Montgomerie has won the Order of Merit for the last seven years, but Clarke is now even further ahead of the Scot this year. The Northern Irishman's $1 million (£630,000) for the matchplay event seriously skewed the money list, and after this win he now has £940,631, compared to Montgomerie's £590,996.

Westwood is third with £518,152, and altogether 39 players on the European Tour have made over £100,000.

Clarke took two serious steps during the course of the event not normally associated with someone about to win. First of all, after his first-round 70 he discarded his Macgregor clubs of the last seven years and replaced them with a set of Titleist irons.

"I'd hit a few low squirty ones," he said, "and decided that the time had come.
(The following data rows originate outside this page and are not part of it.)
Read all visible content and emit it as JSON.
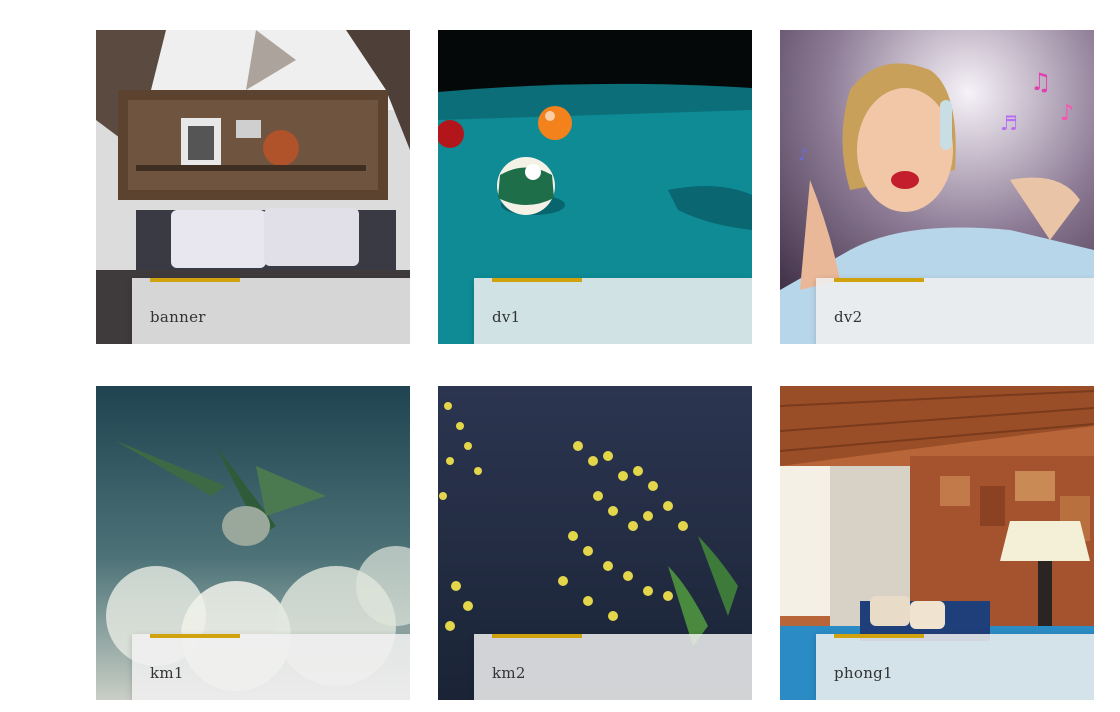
{
  "colors": {
    "accent": "#cfa20e",
    "caption_bg": "#f0f0f0",
    "text": "#333333"
  },
  "gallery": {
    "items": [
      {
        "label": "banner",
        "image": "bedroom-photo"
      },
      {
        "label": "dv1",
        "image": "billiard-balls-photo"
      },
      {
        "label": "dv2",
        "image": "girl-headphones-music-photo"
      },
      {
        "label": "km1",
        "image": "frosted-plant-photo"
      },
      {
        "label": "km2",
        "image": "yellow-mimosa-flowers-photo"
      },
      {
        "label": "phong1",
        "image": "wooden-room-photo"
      }
    ]
  }
}
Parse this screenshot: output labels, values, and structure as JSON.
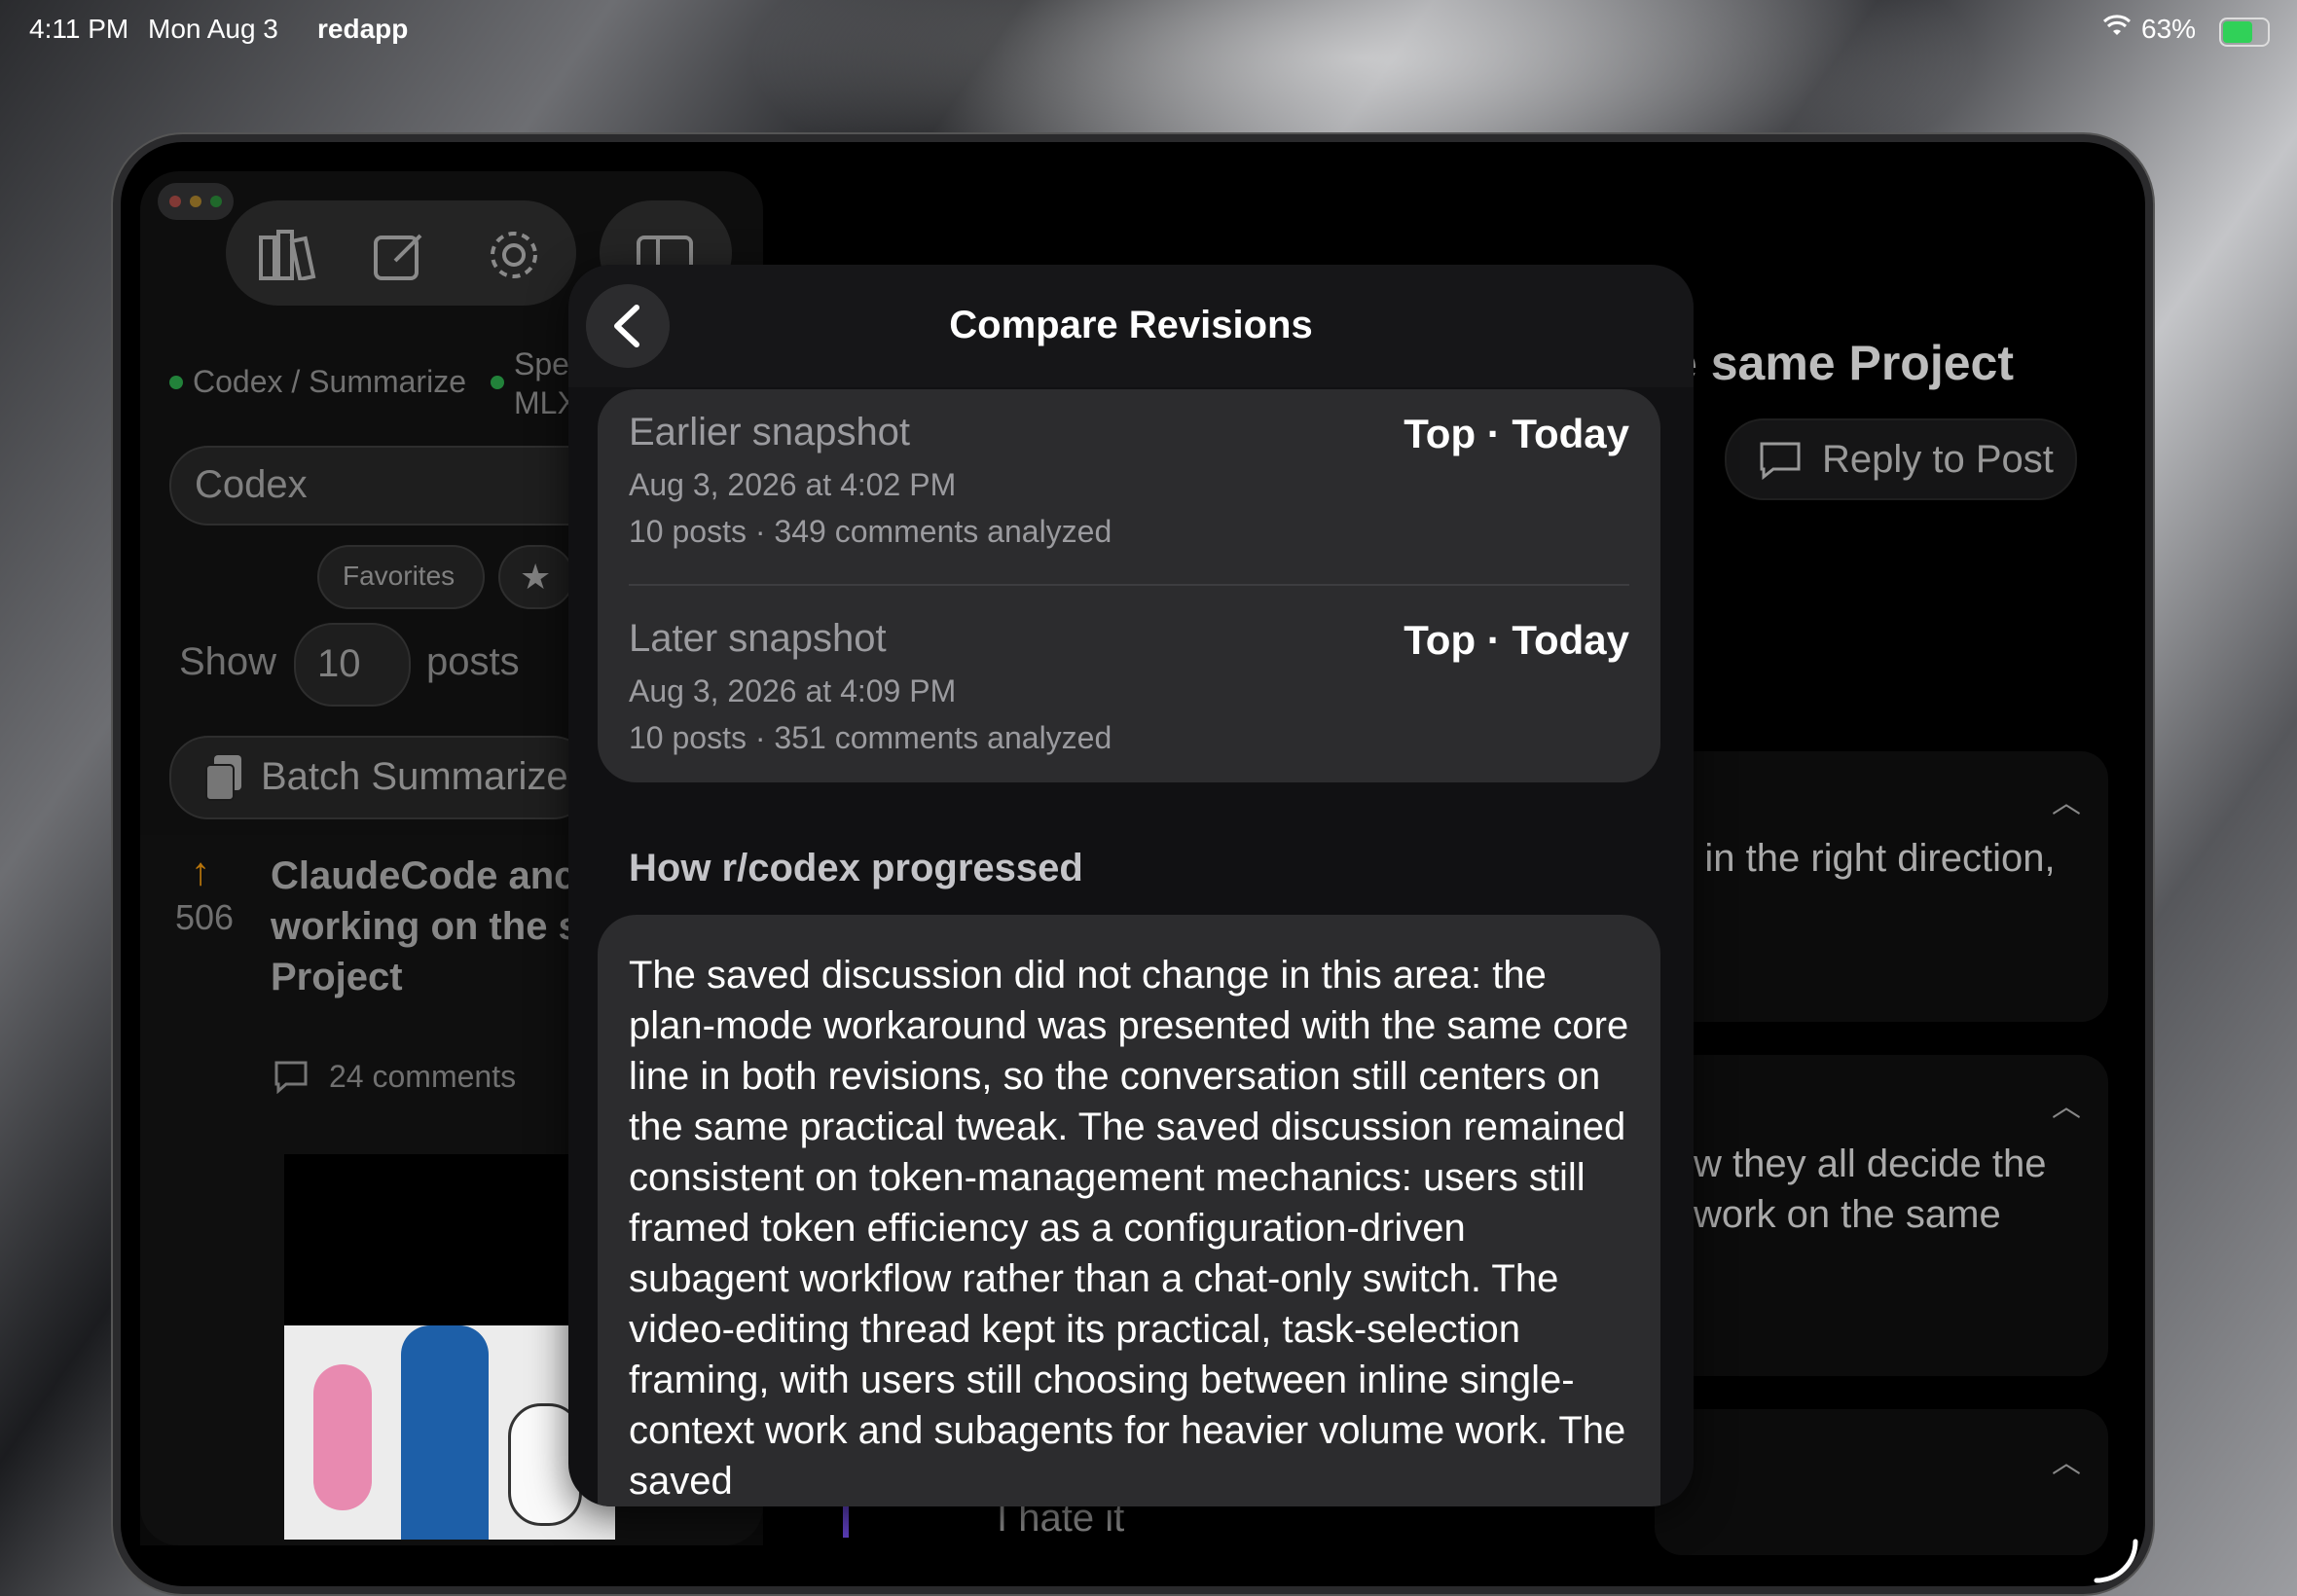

Those clubs won me a million dollars, so I think I will frame them. But I've had them for six or seven years and they were almost worn out.

"I don't have a club contract, so I'm free to use whatever I want. It was going to happen sooner or later - it just became sooner."
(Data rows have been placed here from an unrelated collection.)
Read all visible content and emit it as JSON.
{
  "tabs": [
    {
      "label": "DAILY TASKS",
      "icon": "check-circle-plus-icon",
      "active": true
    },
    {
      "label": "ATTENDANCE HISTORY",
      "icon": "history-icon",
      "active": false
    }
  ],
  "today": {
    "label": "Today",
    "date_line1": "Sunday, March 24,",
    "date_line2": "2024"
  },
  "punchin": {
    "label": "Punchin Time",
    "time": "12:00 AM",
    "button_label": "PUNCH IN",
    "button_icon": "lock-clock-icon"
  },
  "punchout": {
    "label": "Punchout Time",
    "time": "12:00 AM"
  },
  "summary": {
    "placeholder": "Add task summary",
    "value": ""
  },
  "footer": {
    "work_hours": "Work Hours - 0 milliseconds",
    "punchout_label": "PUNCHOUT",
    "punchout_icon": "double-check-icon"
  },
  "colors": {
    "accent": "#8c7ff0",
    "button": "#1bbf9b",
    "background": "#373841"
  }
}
A second-round 72 followed, and that was when he got a telephone call from America, from the coach he shares with Tiger Woods, Butch Harmon.

"Butch had been watching me on the Golf Channel," the Ulsterman explained: "He started by calling me a `fat bleep, bleep, bleep', but it's all done in a friendly way and I know he has my best interests at heart.
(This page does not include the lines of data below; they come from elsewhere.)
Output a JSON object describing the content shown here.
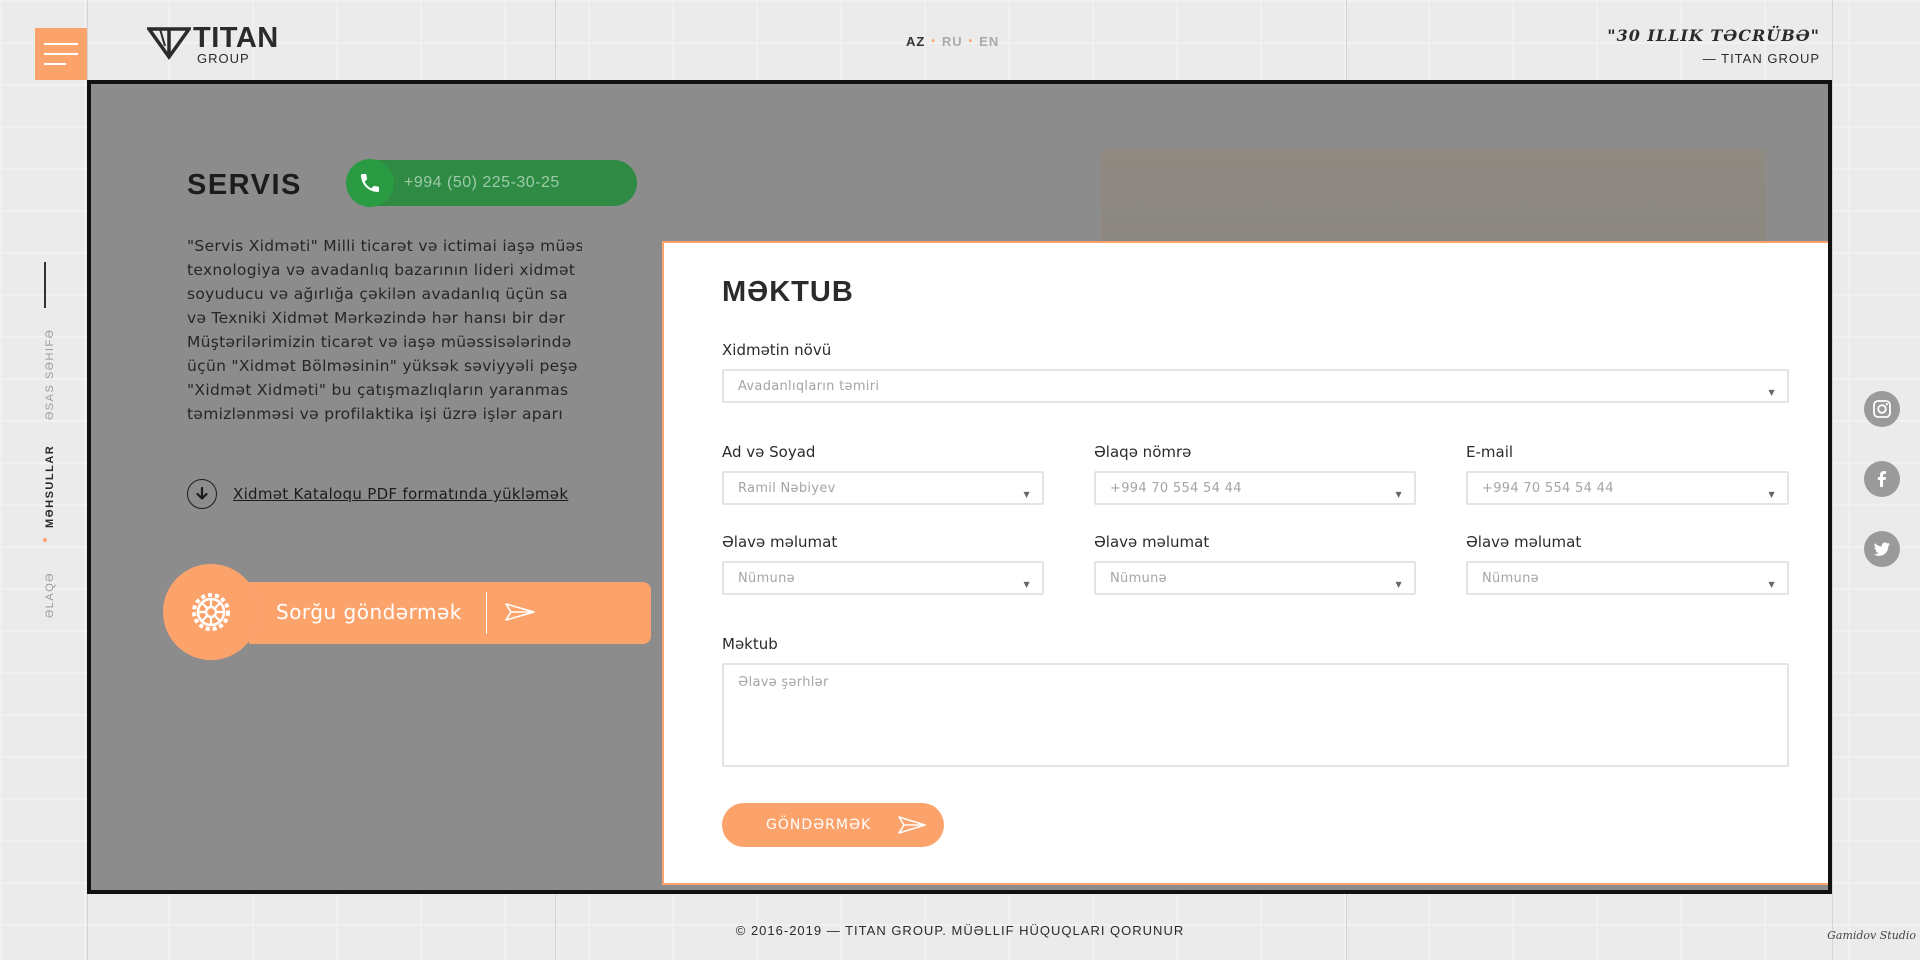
{
  "header": {
    "logo_main": "TITAN",
    "logo_sub": "GROUP",
    "languages": [
      {
        "code": "AZ",
        "active": true
      },
      {
        "code": "RU",
        "active": false
      },
      {
        "code": "EN",
        "active": false
      }
    ],
    "motto_quote": "\"30 ILLIK TƏCRÜBƏ\"",
    "motto_author": "— TITAN GROUP"
  },
  "side_nav": {
    "items": [
      {
        "label": "Əsas səhifə",
        "active": false
      },
      {
        "label": "Məhsullar",
        "active": true
      },
      {
        "label": "Əlaqə",
        "active": false
      }
    ]
  },
  "social": [
    "instagram-icon",
    "facebook-icon",
    "twitter-icon"
  ],
  "service": {
    "title": "SERVIS",
    "phone": "+994 (50) 225-30-25",
    "text_lines": [
      "\"Servis Xidməti\" Milli ticarət və ictimai iaşə müəssisələrinin",
      "texnologiya və avadanlıq bazarının lideri xidmət",
      "soyuducu və ağırlığa çəkilən avadanlıq üçün sa",
      "və Texniki Xidmət Mərkəzində hər hansı bir dər",
      "Müştərilərimizin ticarət və iaşə müəssisələrində",
      "üçün \"Xidmət Bölməsinin\" yüksək səviyyəli peşə",
      "\"Xidmət Xidməti\" bu çatışmazlıqların yaranmas",
      "təmizlənməsi və profilaktika işi üzrə işlər aparı"
    ],
    "download_label": "Xidmət Kataloqu PDF formatında yükləmək",
    "request_label": "Sorğu göndərmək"
  },
  "modal": {
    "title": "MƏKTUB",
    "service_type": {
      "label": "Xidmətin növü",
      "value": "Avadanlıqların təmiri"
    },
    "row1": [
      {
        "label": "Ad və Soyad",
        "value": "Ramil Nəbiyev"
      },
      {
        "label": "Əlaqə nömrə",
        "value": "+994 70 554 54 44"
      },
      {
        "label": "E-mail",
        "value": "+994 70 554 54 44"
      }
    ],
    "row2": [
      {
        "label": "Əlavə məlumat",
        "value": "Nümunə"
      },
      {
        "label": "Əlavə məlumat",
        "value": "Nümunə"
      },
      {
        "label": "Əlavə məlumat",
        "value": "Nümunə"
      }
    ],
    "message": {
      "label": "Məktub",
      "placeholder": "Əlavə şərhlər"
    },
    "submit_label": "GÖNDƏRMƏK"
  },
  "footer": {
    "copyright": "© 2016-2019 — TITAN GROUP. MÜƏLLIF HÜQUQLARI QORUNUR",
    "studio": "Gamidov Studio"
  },
  "colors": {
    "accent": "#fca36c",
    "phone_green": "#2f8a43",
    "overlay": "#8c8c8c",
    "frame": "#111111"
  }
}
Clarke occasionally gets too narrow at the top of the backswing and Harmon advises the use of an umbrella placed strategically two inches from the ball, forcing the club away from the body and giving the takeaway some width. Clarke worked on the tip and the effect was instant, a four-under par third round being followed by yesterday's seven-under effort.

"His call did the trick and he can call me whatever he wants in future if it always has that effect. I do retaliate, by the way!"

Campbell led for 63 holes of the tournament, but after his inspired opening 63, nine under, he had moved only to 13 under before bogeying the 13th and getting caught.

Up ahead, Clarke was in the process of birdieing four successive holes from the 13th, and when Campbell also bogeyed the short 15th it seemed all was over.

Clarke sank putts of 10 feet at the 13th, 15 feet on the next, 18 feet at the short 15th and 15 feet again on the 422-yard 16th.

But the Maori hit a magnificent eagle putt from all of 50 feet at the long 17th and had his arms raised aloft in celebration when it stopped a solitary roll from the hole.

He then struck a great tee-shot, to 15 feet, at the short 18th and went through the same routine, this time as the putt for a play-off cruelly lipped out.

"I'm disappointed not to have closed the deal - but there's always next time," he said.

James, in the midst of a furore over his Ryder Cup book, proved there is nothing wrong with his concentration by finishing second. He too had a chance at a playoff, but his birdie putt at the 17th, from only four feet, was tentative and dribbled away off-line.

Afterwards he faced a tabloid scrimmage and was asked if he would be "quitting" as Ryder Cup vice-captain?

"I'll do whatever is best for the team," he said. "I can understand that a couple of people might not like what is in the book, but I don't think it has really justified the press it has got.

"I don't like the fuss, but it's not affected my golf and my priority is on trying to play well enough to make the team," said the 46-year-old.

"I think it's a bit of a storm in a teacup to be honest and I've no regrets."

However, James added that if Sam Torrance, who since taking over from him has named him as one of his vice-captains, decides to ask him to stand down because of the furore he will do so.

Torrance has so far backed James' "right to write" to the hilt, but says himself that if he is told to reconsider James' position - presumably by Europe's Ryder Cup Committee - he will do so.

That throws the ball into the court of the committee, and according to their spokesman they are not arranging a special meeting to discuss the issue.